Acute Bipolar Depression: Monotherapy (lithium OR lamotrigine OR quetiapine) → Add SSRI/venlafaxine to mood stabiliser if inadequate → ECT if severe/refractory/suicidal. NEVER antidepressant monotherapy. BP II: quetiapine first-line.

Maintenance: Lithium (gold standard, only drug to ↓ suicide), valproate (avoid women of childbearing potential), quetiapine. Lamotrigine for depression-predominant. Psychosocial interventions essential. Continue ≥3 years for lithium; relapse possible even after years of remission.

Key Drug Points:

  • Lithium: narrow therapeutic index (0.6–1.0), monitor levels/RFT/TFT q6mo, anti-suicidal, avoid with thiazides/NSAIDs/ACEi
  • Valproate: NEVER in women of reproductive potential (teratogenic), faster onset than lithium, good for mixed episodes
  • Lamotrigine: good for depression pole, titrate slowly (SJS risk), well-tolerated, ↑ levels with valproate
  • Carbamazepine: potent P450 inducer (drug interactions!), check HLA-B*1502 (SJS), auto-induces own metabolism
  • Quetiapine: versatile (mania + depression + maintenance), metabolic side effects
  • ECT: no absolute C/I, rapid response, use when pharmacotherapy fails or in emergencies

High Yield Summary

Suicide: 1/3 attempt, 10–20% die by suicide. Mixed episodes = highest risk. Lithium is the only mood stabiliser to reduce suicide (80% reduction).

Psychiatric comorbidity: Anxiety (OR 4–11× general population), substance use (OR 3–5×, especially drugs — more common in BD than MDD), sleep disorders, eating disorders, ADHD, personality disorders. Must treat both BD and comorbidities.

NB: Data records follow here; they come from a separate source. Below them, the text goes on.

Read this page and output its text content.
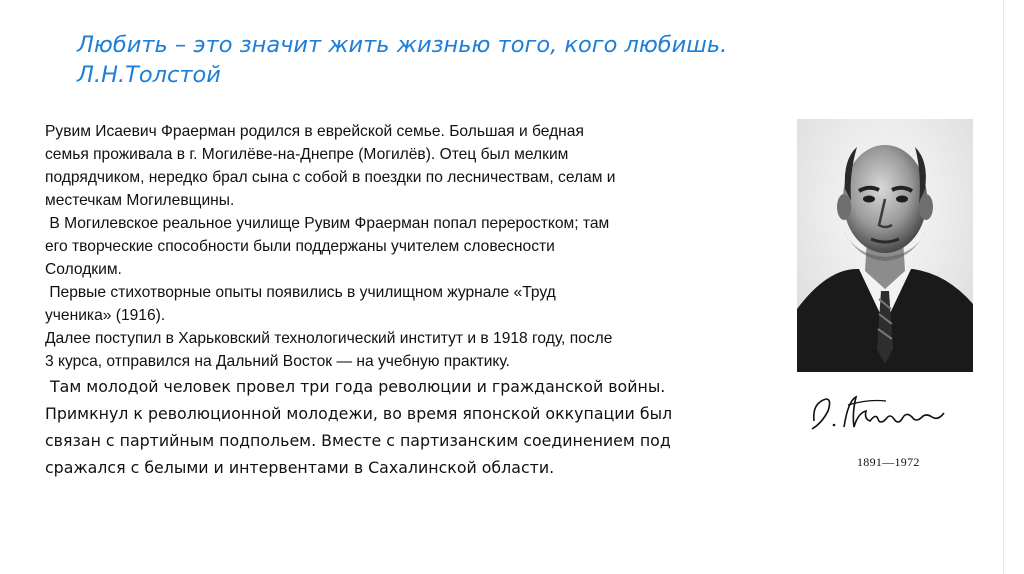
Любить – это значит жить жизнью того, кого любишь.
Л.Н.Толстой

Рувим Исаевич Фраерман родился в еврейской семье. Большая и бедная
семья проживала в г. Могилёве-на-Днепре (Могилёв). Отец был мелким
подрядчиком, нередко брал сына с собой в поездки по лесничествам, селам и
местечкам Могилевщины.

В Могилевское реальное училище Рувим Фраерман попал переростком; там
его творческие способности были поддержаны учителем словесности
Солодким.

Первые стихотворные опыты появились в училищном журнале «Труд
ученика» (1916).

Далее поступил в Харьковский технологический институт и в 1918 году, после
3 курса, отправился на Дальний Восток — на учебную практику.

Там молодой человек провел три года революции и гражданской войны.
Примкнул к революционной молодежи, во время японской оккупации был
связан с партийным подпольем. Вместе с партизанским соединением под
сражался с белыми и интервентами в Сахалинской области.	1891—1972
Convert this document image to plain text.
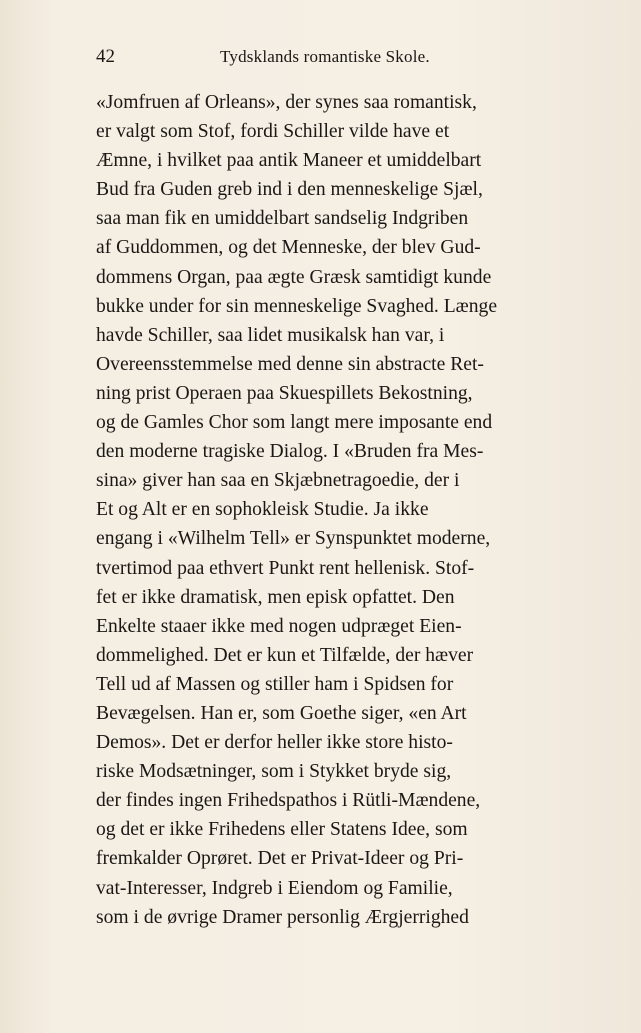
42	Tydsklands romantiske Skole.
«Jomfruen af Orleans», der synes saa romantisk,
er valgt som Stof, fordi Schiller vilde have et
Æmne, i hvilket paa antik Maneer et umiddelbart
Bud fra Guden greb ind i den menneskelige Sjæl,
saa man fik en umiddelbart sandselig Indgriben
af Guddommen, og det Menneske, der blev Gud-
dommens Organ, paa ægte Græsk samtidigt kunde
bukke under for sin menneskelige Svaghed. Længe
havde Schiller, saa lidet musikalsk han var, i
Overeensstemmelse med denne sin abstracte Ret-
ning prist Operaen paa Skuespillets Bekostning,
og de Gamles Chor som langt mere imposante end
den moderne tragiske Dialog. I «Bruden fra Mes-
sina» giver han saa en Skjæbnetragoedie, der i
Et og Alt er en sophokleisk Studie. Ja ikke
engang i «Wilhelm Tell» er Synspunktet moderne,
tvertimod paa ethvert Punkt rent hellenisk. Stof-
fet er ikke dramatisk, men episk opfattet. Den
Enkelte staaer ikke med nogen udpræget Eien-
dommelighed. Det er kun et Tilfælde, der hæver
Tell ud af Massen og stiller ham i Spidsen for
Bevægelsen. Han er, som Goethe siger, «en Art
Demos». Det er derfor heller ikke store histo-
riske Modsætninger, som i Stykket bryde sig,
der findes ingen Frihedspathos i Rütli-Mændene,
og det er ikke Frihedens eller Statens Idee, som
fremkalder Oprøret. Det er Privat-Ideer og Pri-
vat-Interesser, Indgreb i Eiendom og Familie,
som i de øvrige Dramer personlig Ærgjerrighed
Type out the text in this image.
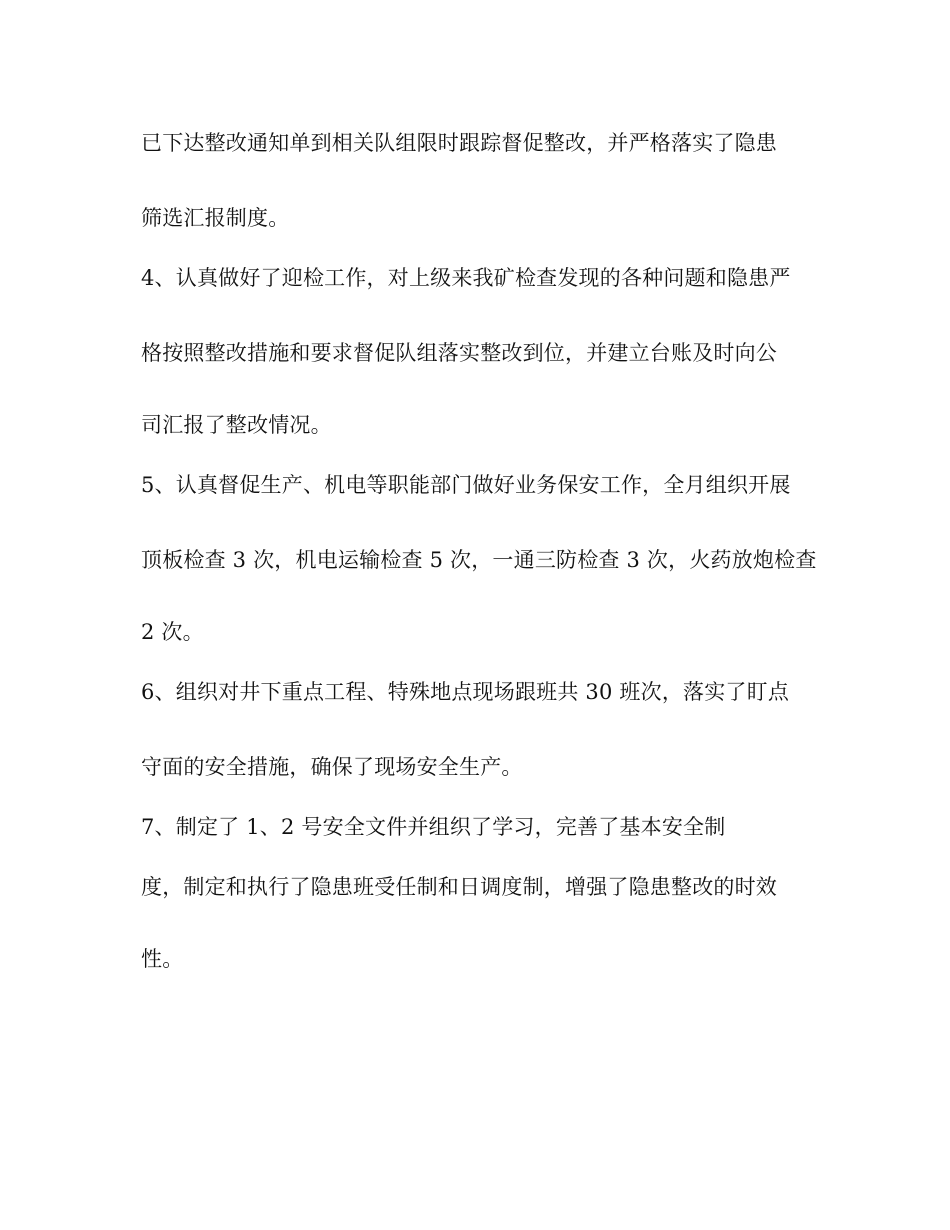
已下达整改通知单到相关队组限时跟踪督促整改，并严格落实了隐患
筛选汇报制度。
4、认真做好了迎检工作，对上级来我矿检查发现的各种问题和隐患严
格按照整改措施和要求督促队组落实整改到位，并建立台账及时向公
司汇报了整改情况。
5、认真督促生产、机电等职能部门做好业务保安工作，全月组织开展
顶板检查 3 次，机电运输检查 5 次，一通三防检查 3 次，火药放炮检查
2 次。
6、组织对井下重点工程、特殊地点现场跟班共 30 班次，落实了盯点
守面的安全措施，确保了现场安全生产。
7、制定了 1、2 号安全文件并组织了学习，完善了基本安全制
度，制定和执行了隐患班受任制和日调度制，增强了隐患整改的时效
性。
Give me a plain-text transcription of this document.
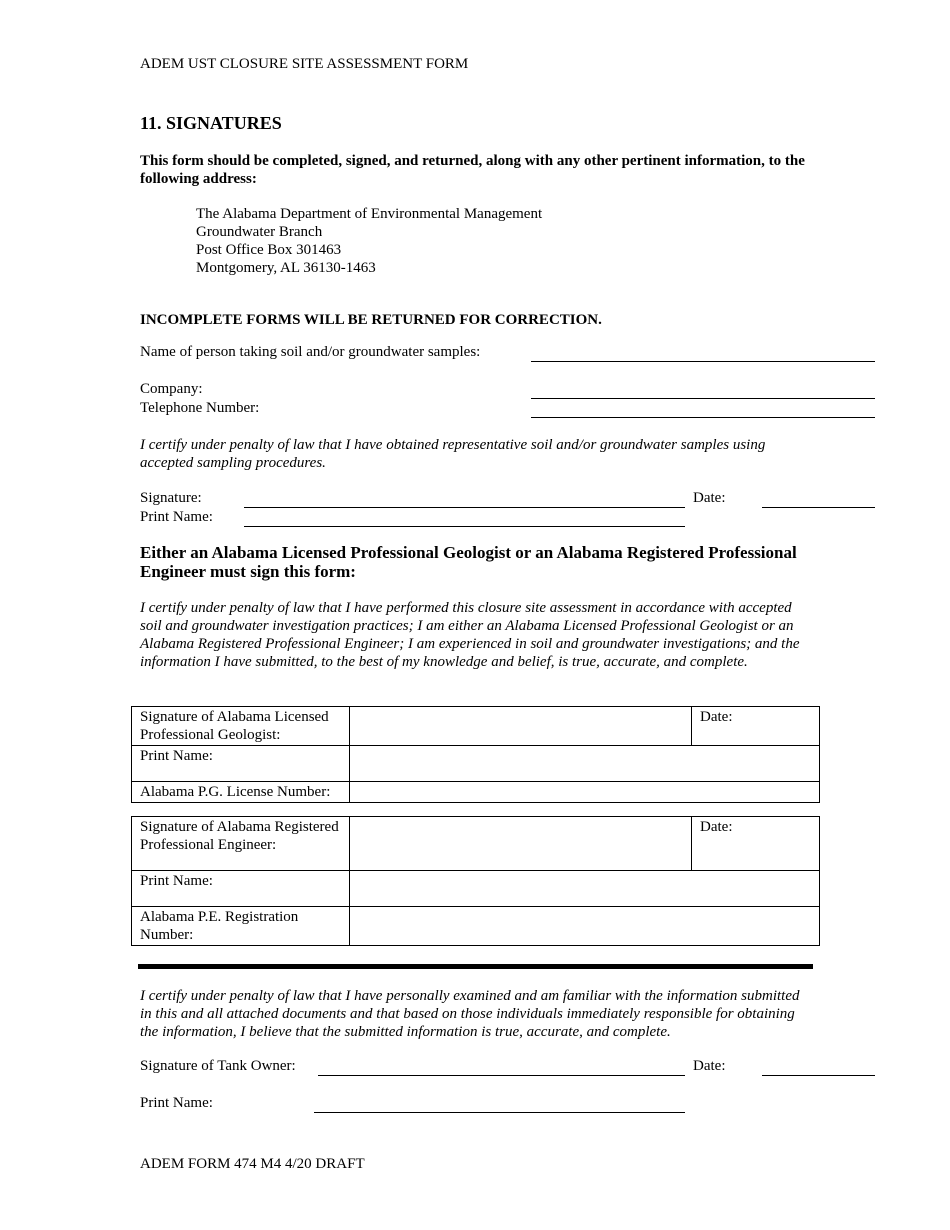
ADEM UST CLOSURE SITE ASSESSMENT FORM
11. SIGNATURES
This form should be completed, signed, and returned, along with any other pertinent information, to the following address:
The Alabama Department of Environmental Management
Groundwater Branch
Post Office Box 301463
Montgomery, AL 36130-1463
INCOMPLETE FORMS WILL BE RETURNED FOR CORRECTION.
Name of person taking soil and/or groundwater samples:
Company:
Telephone Number:
I certify under penalty of law that I have obtained representative soil and/or groundwater samples using accepted sampling procedures.
Signature:	Date:
Print Name:
Either an Alabama Licensed Professional Geologist or an Alabama Registered Professional Engineer must sign this form:
I certify under penalty of law that I have performed this closure site assessment in accordance with accepted soil and groundwater investigation practices; I am either an Alabama Licensed Professional Geologist or an Alabama Registered Professional Engineer; I am experienced in soil and groundwater investigations; and the information I have submitted, to the best of my knowledge and belief, is true, accurate, and complete.
Signature of Alabama Licensed Professional Geologist:		Date:
Print Name:		
Alabama P.G. License Number:		
Signature of Alabama Registered Professional Engineer:		Date:
Print Name:		
Alabama P.E. Registration Number:		
I certify under penalty of law that I have personally examined and am familiar with the information submitted in this and all attached documents and that based on those individuals immediately responsible for obtaining the information, I believe that the submitted information is true, accurate, and complete.
Signature of Tank Owner:	Date:
Print Name:
ADEM FORM 474 M4 4/20 DRAFT
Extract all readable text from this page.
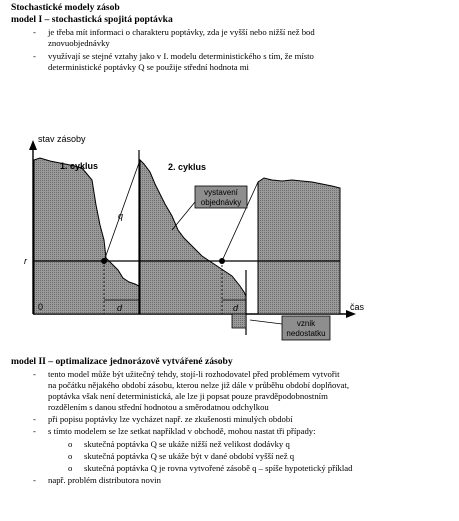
Stochastické modely zásob
model I – stochastická spojitá poptávka
- je třeba mít informaci o charakteru poptávky, zda je vyšší nebo nižší než bod
znovuobjednávky
- využívají se stejné vztahy jako v I. modelu deterministického s tím, že místo
deterministické poptávky Q se použije střední hodnota mi
stav zásoby
1. cyklus	2. cyklus
q
r
0	d	d	čas
vystavení
objednávky
vznik
nedostatku
model II – optimalizace jednorázově vytvářené zásoby
- tento model může být užitečný tehdy, stojí-li rozhodovatel před problémem vytvořit
na počátku nějakého období zásobu, kterou nelze již dále v průběhu období doplňovat,
poptávka však není deterministická, ale lze ji popsat pouze pravděpodobnostním
rozdělením s danou střední hodnotou a směrodatnou odchylkou
- při popisu poptávky lze vycházet např. ze zkušenosti minulých období
- s tímto modelem se lze setkat například v obchodě, mohou nastat tři případy:
o skutečná poptávka Q se ukáže nižší než velikost dodávky q
o skutečná poptávka Q se ukáže být v dané období vyšší než q
o skutečná poptávka Q je rovna vytvořené zásobě q – spíše hypotetický příklad
- např. problém distributora novin
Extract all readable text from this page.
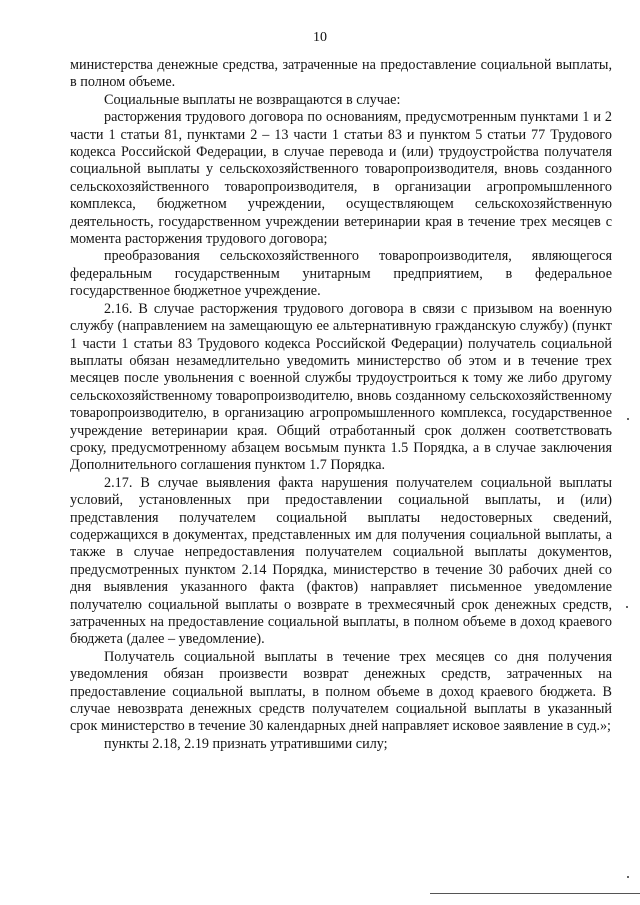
10

министерства денежные средства, затраченные на предоставление социальной выплаты, в полном объеме.

Социальные выплаты не возвращаются в случае:

расторжения трудового договора по основаниям, предусмотренным пунктами 1 и 2 части 1 статьи 81, пунктами 2 – 13 части 1 статьи 83 и пунктом 5 статьи 77 Трудового кодекса Российской Федерации, в случае перевода и (или) трудоустройства получателя социальной выплаты у сельскохозяйственного товаропроизводителя, вновь созданного сельскохозяйственного товаропроизводителя, в организации агропромышленного комплекса, бюджетном учреждении, осуществляющем сельскохозяйственную деятельность, государственном учреждении ветеринарии края в течение трех месяцев с момента расторжения трудового договора;

преобразования сельскохозяйственного товаропроизводителя, являющегося федеральным государственным унитарным предприятием, в федеральное государственное бюджетное учреждение.

2.16. В случае расторжения трудового договора в связи с призывом на военную службу (направлением на замещающую ее альтернативную гражданскую службу) (пункт 1 части 1 статьи 83 Трудового кодекса Российской Федерации) получатель социальной выплаты обязан незамедлительно уведомить министерство об этом и в течение трех месяцев после увольнения с военной службы трудоустроиться к тому же либо другому сельскохозяйственному товаропроизводителю, вновь созданному сельскохозяйственному товаропроизводителю, в организацию агропромышленного комплекса, государственное учреждение ветеринарии края. Общий отработанный срок должен соответствовать сроку, предусмотренному абзацем восьмым пункта 1.5 Порядка, а в случае заключения Дополнительного соглашения пунктом 1.7 Порядка.

2.17. В случае выявления факта нарушения получателем социальной выплаты условий, установленных при предоставлении социальной выплаты, и (или) представления получателем социальной выплаты недостоверных сведений, содержащихся в документах, представленных им для получения социальной выплаты, а также в случае непредоставления получателем социальной выплаты документов, предусмотренных пунктом 2.14 Порядка, министерство в течение 30 рабочих дней со дня выявления указанного факта (фактов) направляет письменное уведомление получателю социальной выплаты о возврате в трехмесячный срок денежных средств, затраченных на предоставление социальной выплаты, в полном объеме в доход краевого бюджета (далее – уведомление).

Получатель социальной выплаты в течение трех месяцев со дня получения уведомления обязан произвести возврат денежных средств, затраченных на предоставление социальной выплаты, в полном объеме в доход краевого бюджета. В случае невозврата денежных средств получателем социальной выплаты в указанный срок министерство в течение 30 календарных дней направляет исковое заявление в суд.»;

пункты 2.18, 2.19 признать утратившими силу;
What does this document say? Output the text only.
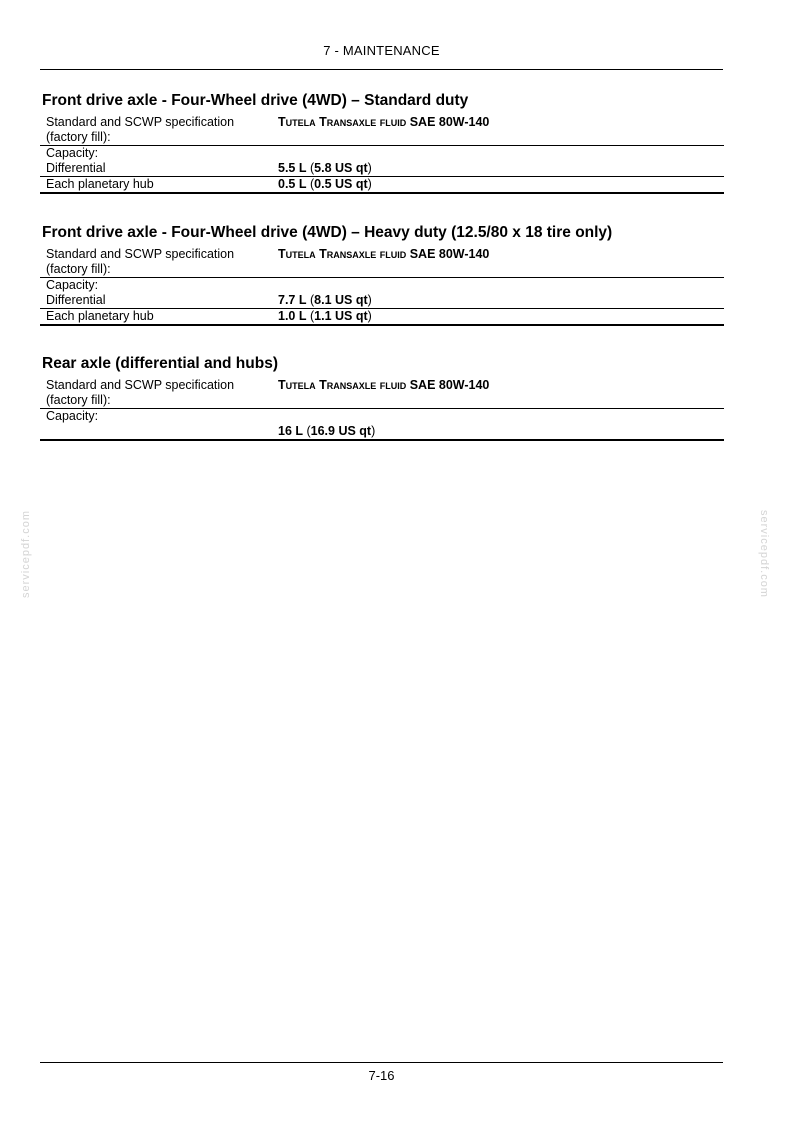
7 - MAINTENANCE
Front drive axle - Four-Wheel drive (4WD) – Standard duty
Standard and SCWP specification	Tutela Transaxle fluid SAE 80W-140
(factory fill):	
Capacity:	
Differential	5.5 L (5.8 US qt)
Each planetary hub	0.5 L (0.5 US qt)
Front drive axle - Four-Wheel drive (4WD) – Heavy duty (12.5/80 x 18 tire only)
Standard and SCWP specification	Tutela Transaxle fluid SAE 80W-140
(factory fill):	
Capacity:	
Differential	7.7 L (8.1 US qt)
Each planetary hub	1.0 L (1.1 US qt)
Rear axle (differential and hubs)
Standard and SCWP specification	Tutela Transaxle fluid SAE 80W-140
(factory fill):	
Capacity:	
	16 L (16.9 US qt)
servicepdf.com	servicepdf.com
7-16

Medical complications: CVD/metabolic syndrome (leading non-suicidal cause of death — medication side effects + lifestyle), hypothyroidism (lithium), renal impairment (lithium), hepatotoxicity (valproate), teratogenicity (valproate > carbamazepine > lithium), SJS/TEN (carbamazepine, lamotrigine).

Cognitive decline: Global cognitive deficits. Neuroprogression theory — worse with frequent relapses; increased risk of future dementia. Staging: Stage 1 (high risk/subsyndromal) → Stage 2 (few episodes, good function) → Stage 3 (recurrent episodes, declining function/cognition).

Functional impairment: Functional recovery (43%) lags behind syndromal recovery (98%) — job loss, relationship breakdown, financial ruin, legal consequences, stigma.

Prognosis: Poor. < 20% achieve 5-year stability. Life expectancy ↓13y (M), ↓9y (F). ≥90% have further episodes. 40% relapse within 2 years.

Iatrogenic: Antidepressant monotherapy → manic switch + cycle acceleration (most important avoidable complication). Metabolic syndrome from antipsychotics. Lithium toxicity.